REMOD: Relation Extraction for Modeling Online Discourse
The following are the instructions to strictly reproduce the results cited in this paper.
Prerequisites
The necessary packages can be installed as an Anaconda environment from the environment.yml
file.
Dataset
First, change DATA_PATH
in config.py
to the directory that you would like to store your data. Then,
To download the Google Relation Extraction Corpus (GREC):
python get_data.py
To build a corpus of claims, please consult the documentation for the Google FactCheck API, and add your data to the JSON_DIR
as a JSON in the same format as the GREC.
Preprocessing
FRED Parsing
To parse, first acquire a FRED API key, and past it in a text file at DATA_PATH/api_keys/fred_key_lmtd
. Then:
python generate_fred_rdfs.py
This should produce a directory of RDF files, one for each JSON file.
Identify terminal nodes
The following script identifies the nodes that correspond to the subject and object for each snippet, and store them in a dataframe, to be used later when calculating the shortest path.

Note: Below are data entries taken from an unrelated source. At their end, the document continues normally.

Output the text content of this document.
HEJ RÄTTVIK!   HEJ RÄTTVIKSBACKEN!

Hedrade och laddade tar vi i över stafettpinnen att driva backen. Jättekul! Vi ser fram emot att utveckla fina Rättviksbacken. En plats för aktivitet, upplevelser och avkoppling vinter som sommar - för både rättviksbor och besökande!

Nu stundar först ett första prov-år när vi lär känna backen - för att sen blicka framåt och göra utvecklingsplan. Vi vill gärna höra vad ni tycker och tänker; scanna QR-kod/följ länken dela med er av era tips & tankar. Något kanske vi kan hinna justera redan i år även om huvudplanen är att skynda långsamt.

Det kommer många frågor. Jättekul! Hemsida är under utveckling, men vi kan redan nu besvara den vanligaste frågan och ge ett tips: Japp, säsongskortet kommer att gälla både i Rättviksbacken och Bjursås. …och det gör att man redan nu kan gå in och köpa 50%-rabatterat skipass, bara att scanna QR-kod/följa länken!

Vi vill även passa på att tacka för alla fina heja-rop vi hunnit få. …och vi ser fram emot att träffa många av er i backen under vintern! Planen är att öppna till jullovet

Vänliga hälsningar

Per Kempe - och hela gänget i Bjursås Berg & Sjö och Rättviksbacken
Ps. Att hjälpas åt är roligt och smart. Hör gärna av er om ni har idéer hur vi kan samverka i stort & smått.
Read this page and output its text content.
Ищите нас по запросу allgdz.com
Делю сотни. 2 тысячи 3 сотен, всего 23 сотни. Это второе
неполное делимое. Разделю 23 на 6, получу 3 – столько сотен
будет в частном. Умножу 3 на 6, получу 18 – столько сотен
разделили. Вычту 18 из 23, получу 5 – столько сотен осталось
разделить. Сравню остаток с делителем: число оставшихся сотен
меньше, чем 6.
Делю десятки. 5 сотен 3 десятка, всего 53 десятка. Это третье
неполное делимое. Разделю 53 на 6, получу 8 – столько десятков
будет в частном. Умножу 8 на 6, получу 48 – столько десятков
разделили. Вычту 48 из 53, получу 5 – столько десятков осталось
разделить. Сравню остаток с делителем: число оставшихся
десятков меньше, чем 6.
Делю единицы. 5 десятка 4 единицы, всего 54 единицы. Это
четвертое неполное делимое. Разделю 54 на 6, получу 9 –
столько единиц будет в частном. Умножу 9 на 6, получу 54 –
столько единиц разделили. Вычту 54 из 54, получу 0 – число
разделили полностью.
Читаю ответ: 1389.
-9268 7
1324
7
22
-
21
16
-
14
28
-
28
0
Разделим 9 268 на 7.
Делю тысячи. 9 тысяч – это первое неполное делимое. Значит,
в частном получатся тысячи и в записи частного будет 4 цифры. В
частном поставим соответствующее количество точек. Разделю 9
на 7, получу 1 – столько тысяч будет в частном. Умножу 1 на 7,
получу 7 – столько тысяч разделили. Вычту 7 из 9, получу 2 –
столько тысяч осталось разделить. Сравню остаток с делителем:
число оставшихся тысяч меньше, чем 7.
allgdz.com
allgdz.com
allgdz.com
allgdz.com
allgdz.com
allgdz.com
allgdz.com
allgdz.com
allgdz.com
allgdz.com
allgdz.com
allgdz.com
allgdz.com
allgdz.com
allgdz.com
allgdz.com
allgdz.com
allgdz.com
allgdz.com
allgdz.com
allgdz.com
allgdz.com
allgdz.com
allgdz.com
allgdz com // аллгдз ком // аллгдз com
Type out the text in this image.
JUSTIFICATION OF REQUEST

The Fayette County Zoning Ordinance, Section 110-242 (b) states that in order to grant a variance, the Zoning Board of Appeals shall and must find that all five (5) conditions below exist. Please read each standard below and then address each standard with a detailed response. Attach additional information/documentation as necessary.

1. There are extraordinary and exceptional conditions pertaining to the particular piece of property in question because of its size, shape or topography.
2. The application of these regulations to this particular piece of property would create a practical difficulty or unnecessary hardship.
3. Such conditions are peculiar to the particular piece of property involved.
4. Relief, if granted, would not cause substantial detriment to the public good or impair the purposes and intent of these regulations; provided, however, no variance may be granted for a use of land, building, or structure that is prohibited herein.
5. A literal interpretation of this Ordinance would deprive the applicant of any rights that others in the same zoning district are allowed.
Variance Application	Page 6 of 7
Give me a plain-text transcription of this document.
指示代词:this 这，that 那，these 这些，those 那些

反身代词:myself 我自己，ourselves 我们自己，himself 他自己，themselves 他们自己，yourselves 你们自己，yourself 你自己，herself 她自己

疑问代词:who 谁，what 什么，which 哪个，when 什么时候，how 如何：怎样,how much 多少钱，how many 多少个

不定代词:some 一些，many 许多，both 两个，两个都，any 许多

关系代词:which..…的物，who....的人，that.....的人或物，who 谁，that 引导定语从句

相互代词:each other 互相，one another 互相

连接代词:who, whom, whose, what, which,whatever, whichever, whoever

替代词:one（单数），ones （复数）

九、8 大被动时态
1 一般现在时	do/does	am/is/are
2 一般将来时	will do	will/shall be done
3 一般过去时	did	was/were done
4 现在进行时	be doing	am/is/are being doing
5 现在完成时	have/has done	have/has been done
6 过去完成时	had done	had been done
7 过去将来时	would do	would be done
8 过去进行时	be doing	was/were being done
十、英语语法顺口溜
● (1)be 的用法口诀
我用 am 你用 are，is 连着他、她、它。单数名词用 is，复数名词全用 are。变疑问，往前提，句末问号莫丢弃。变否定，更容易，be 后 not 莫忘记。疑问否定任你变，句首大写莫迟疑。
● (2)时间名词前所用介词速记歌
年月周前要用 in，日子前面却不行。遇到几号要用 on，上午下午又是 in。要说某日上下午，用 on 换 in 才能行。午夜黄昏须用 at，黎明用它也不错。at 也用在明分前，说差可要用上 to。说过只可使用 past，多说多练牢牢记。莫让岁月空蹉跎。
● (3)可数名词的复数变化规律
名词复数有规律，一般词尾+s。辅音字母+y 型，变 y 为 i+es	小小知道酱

python identify_terminal_nodes.py
Build Corpus Graph
python build_corpus_graph.py
Generate Node Embeddings
Be sure to note the corpus graph file tag, i.e. corpus_graph-<tag>.pkl
python generate_node_embeddings.py -tag <corpus_graph_file_tag>
Relation Classification
Build Shortest Path Vectors
To build the features for the relation classification training, run:
python build_shortest_path_df.py
Generate Train/Test Splits
Currently, training is not implemented with cross-validation, so this step is necessary (although it is a TODO to add cross-validation training).
python test_train_splits.py
Train a Model on shortest path vectors for relation classification
The experimental tag needs to be provided. This is the tag attached to the split files, i.e. X_train-<exp-tag>.pkl
python train.py --model-name "dnn_wide" -itag <exp_tag>
Test model on ClaimReview Claims
To test the model on the selected ClaimReview claims, run the code found in classify_claimreview.ipynb
or export this code to a python script. Be sure to change the input filenames found at the top of the notebook.
Fact-checking
Install Knowledge Stream
To fact-check the relevant claims from ClaimReview, first install Knowledge Stream and download and extract the data to config.KS_DIR
.
Prep Classified ClaimReview Claims for input to Knowledge Stream algorithms
Run the code found in prep_claims.ipynb
, or export and run as a python script. Again, be sure to check filenames found throughout script.
Run Knowledge Stream algorithms
If using my Knowledge Stream fork for Python3, you will be prompted upon running kstream
for the data directory. Enter <config.KS_DIR>/data
Knowledge Stream (KS)
kstream -m stream -d datasets/claimreview/claims.csv -o <config.KS_OUTPUT>
Knowledge Linker (KL)
kstream -m klinker -d datasets/claimreview/claims.csv -o <config.KS_OUTPUT>
Relational Knowledge Linker (KL-REL)
kstream -m relklinker -d datasets/claimreview/claims.csv -o <config.KS_OUTPUT>
Evaluate Knowledge Stream algorithms on ClaimReview Claims
Run the code found in evaluate_kl.ipynb
, or export and run as a python script. Again, be sure to check filenames throughout script.